I don’t think he’s expecting people to read too much into his words. Also, he said analog and high end, not high frequency eq, which changes a lot of the meaning of what he’s saying.
What I get from what he’s saying is that tape/vinyl and whatever other analog mediums people used to listen to music had a natural high end rolloff. Since playback devices weren’t playing back the high end anyway, it didn’t matter as much to get it right.
With CDs, there is no natural high end rolloff except for the rolloff caused by your speakers, if there is any.
I do like what he’s saying about not letting the high end get cluttered. I never really put a lot of thought into that, but it makes sense.
wasn’t he talking about rolling off high end…shit…The question mark key just broke on my Mac keyboard. Haha. That’s nuts. Everything else works. Ugh. gonna go find my other one.
I hear this all the time when I listen to my “old” Rock music (which is the majority of my listening pleasure). The brightness, the high end, in “modern” recordings … which is even sometimes enhanced by EQ boost and shelf … is fairly annoying to me. Whether I listen to MP3’s on my hard drive, or YouTube, the old stuff just has a warmth and cohesiveness to it that I don’t hear much anymore.

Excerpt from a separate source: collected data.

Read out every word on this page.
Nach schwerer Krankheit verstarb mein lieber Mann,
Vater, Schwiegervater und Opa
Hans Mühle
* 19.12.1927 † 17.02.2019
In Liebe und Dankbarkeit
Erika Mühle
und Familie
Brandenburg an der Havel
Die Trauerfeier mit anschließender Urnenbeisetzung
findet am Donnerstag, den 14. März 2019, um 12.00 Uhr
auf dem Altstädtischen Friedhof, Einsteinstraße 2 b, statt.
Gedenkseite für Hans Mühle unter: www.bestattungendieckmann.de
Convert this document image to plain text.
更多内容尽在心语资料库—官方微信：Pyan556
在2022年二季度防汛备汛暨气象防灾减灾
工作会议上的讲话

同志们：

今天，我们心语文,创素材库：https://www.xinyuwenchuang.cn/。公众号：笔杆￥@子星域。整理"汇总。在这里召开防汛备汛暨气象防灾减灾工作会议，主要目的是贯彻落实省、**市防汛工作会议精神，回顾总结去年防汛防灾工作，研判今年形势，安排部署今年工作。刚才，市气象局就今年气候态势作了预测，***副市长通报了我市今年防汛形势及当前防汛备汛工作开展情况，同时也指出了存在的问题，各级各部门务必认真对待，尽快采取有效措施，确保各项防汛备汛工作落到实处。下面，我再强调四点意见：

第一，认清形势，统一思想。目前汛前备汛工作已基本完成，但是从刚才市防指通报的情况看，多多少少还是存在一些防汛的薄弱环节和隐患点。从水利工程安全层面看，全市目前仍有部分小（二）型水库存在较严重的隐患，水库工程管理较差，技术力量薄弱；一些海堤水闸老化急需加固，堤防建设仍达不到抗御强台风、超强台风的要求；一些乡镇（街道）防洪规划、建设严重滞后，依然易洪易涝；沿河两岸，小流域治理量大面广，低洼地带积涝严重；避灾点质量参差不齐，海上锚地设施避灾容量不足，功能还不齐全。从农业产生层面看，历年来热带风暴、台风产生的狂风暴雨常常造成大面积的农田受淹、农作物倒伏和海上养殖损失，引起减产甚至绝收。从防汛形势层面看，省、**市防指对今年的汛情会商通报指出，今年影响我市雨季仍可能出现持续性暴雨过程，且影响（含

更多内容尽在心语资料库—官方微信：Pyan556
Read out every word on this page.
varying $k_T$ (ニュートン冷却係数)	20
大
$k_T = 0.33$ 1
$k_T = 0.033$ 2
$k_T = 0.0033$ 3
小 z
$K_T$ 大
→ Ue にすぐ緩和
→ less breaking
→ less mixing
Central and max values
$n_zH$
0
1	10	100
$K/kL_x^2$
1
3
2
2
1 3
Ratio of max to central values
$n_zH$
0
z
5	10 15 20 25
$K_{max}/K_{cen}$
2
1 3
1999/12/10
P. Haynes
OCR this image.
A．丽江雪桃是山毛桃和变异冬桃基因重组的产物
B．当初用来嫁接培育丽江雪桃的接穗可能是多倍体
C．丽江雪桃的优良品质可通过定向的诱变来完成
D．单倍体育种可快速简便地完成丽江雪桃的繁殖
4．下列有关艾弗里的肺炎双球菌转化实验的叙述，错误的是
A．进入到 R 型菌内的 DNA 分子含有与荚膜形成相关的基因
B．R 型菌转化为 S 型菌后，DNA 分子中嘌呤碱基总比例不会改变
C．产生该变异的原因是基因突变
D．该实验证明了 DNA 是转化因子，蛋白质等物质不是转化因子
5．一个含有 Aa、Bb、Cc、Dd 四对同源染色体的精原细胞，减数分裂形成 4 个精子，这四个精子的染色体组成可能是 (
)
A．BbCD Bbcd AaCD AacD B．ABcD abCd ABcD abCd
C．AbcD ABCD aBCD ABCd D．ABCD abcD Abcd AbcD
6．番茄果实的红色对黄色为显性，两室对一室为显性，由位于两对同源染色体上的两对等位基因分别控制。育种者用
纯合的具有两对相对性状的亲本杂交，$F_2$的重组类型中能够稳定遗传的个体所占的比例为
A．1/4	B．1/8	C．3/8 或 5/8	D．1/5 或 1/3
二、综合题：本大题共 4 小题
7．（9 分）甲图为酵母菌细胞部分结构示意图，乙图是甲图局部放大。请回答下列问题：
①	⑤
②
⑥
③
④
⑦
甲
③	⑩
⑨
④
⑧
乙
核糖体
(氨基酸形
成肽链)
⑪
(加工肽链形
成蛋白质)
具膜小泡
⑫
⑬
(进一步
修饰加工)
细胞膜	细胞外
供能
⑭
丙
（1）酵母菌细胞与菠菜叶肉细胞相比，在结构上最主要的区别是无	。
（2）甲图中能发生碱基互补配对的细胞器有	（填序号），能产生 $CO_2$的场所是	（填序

I got to experience the “tape rolloff” thing firsthand when I spent some years recording on my Fostex X-15. The documentation explained it, but I learned through track bouncing on both the X-15 and to a standard stereo cassette player how the top end would deteriorate after every bounce. On some songs where I did this 2-3 times (to get more tracks) the rolloff was significant and destructive. But unless it got really out of hand I liked that sound, the “tape” sound. I guess I still do, and probably mix ‘dark’ because of it. What was it somebody commented about my kick and bass … “old Black Sabbath”?